Ne bombalamadan kaçacak bir yerimiz vardı, ne de yıllardır onurumuzu çiğneyen bu sistematik şiddetten kurtulacak bir yolumuz... Halktan, ailelerden ve vicdan sahibi herkesten sessiz kalmamalarını ve Evin Cezaevi önünde toplanarak hayatlarımızı kurtarmalarını istiyoruz.”
Karçak Cezaevi’nin spor salonunu insanlık dışı koşulları
İran’da daha önce tutuklu kalan İngiliz-Avustralyalı akademisyen Kylie Moore-Gilbert, siyasi tutuklu Sepideh Gholian’ın dijital medya hesabından yaptığı paylaşıma yanıt vererek şunları söyledi:
“Tecrübeyle sabit: Karçak Cezaevi'ndeki spor salonu aslında bir basketbol sahası. İnsan barındırmaya uygun değil. Ne izolasyonu var ne düzgün bir tuvaleti. Kuşlar ve diğer hayvanlar sık sık içeri girip ortamı kirletiyor.”
Sepideh Gholian daha önce yaptığı paylaşımda, tutukluların bu spor salonuna taşındığını belirterek şöyle yazmıştı:
“Biz burada kaldık; Evin Cezaevi kadın koğuşunda iki idam mahkûmu var. Biri infaz aşamasında, diğeri onay bekliyor. Onları unutmayın.”
Uluslararası tepki
Uluslararası Af Örgütü ise bu saldırıya ilişkin yaptığı açıklamada şu ifadeleri kullandı:
“Evin Cezaevi'nde aralarında siyasi muhalifler ve insan hakları savunucularının da bulunduğu yüzlerce kişinin tutulduğu bir yerin vurulmasına dair görüntüler ve raporlar son derece endişe verici. Uluslararası insan hakları hukukuna göre, sivil hedeflerin kasten bombalanması yasaktır ve bu eylem savaş suçu sayılabilir.”

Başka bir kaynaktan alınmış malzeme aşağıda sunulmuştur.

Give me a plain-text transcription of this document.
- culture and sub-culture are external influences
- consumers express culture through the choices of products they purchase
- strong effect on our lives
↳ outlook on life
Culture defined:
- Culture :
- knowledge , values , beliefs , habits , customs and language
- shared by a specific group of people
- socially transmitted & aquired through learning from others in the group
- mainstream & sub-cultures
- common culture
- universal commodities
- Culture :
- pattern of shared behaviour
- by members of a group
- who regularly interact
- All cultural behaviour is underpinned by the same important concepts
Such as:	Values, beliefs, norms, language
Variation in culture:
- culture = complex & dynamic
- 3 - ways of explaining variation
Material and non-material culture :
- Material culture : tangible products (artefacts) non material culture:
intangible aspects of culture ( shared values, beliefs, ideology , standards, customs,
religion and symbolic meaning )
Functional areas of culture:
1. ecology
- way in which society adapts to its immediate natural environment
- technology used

Uluslararası Af Örgütü son olarak, İran yönetimine de çağrıda bulundu:
“İranlı yetkililer, insan hakları ilkelerine aykırı şekilde tutuklu bulunan herkesi derhal serbest bırakmalı, kalan mahkumları saldırı riski altındaki cezaevlerinden tahliye etmeli ve cezaevi güvenlik görevlileri mahkumlara karşı silah veya başka zorlayıcı yöntemler kullanmamalıdır.”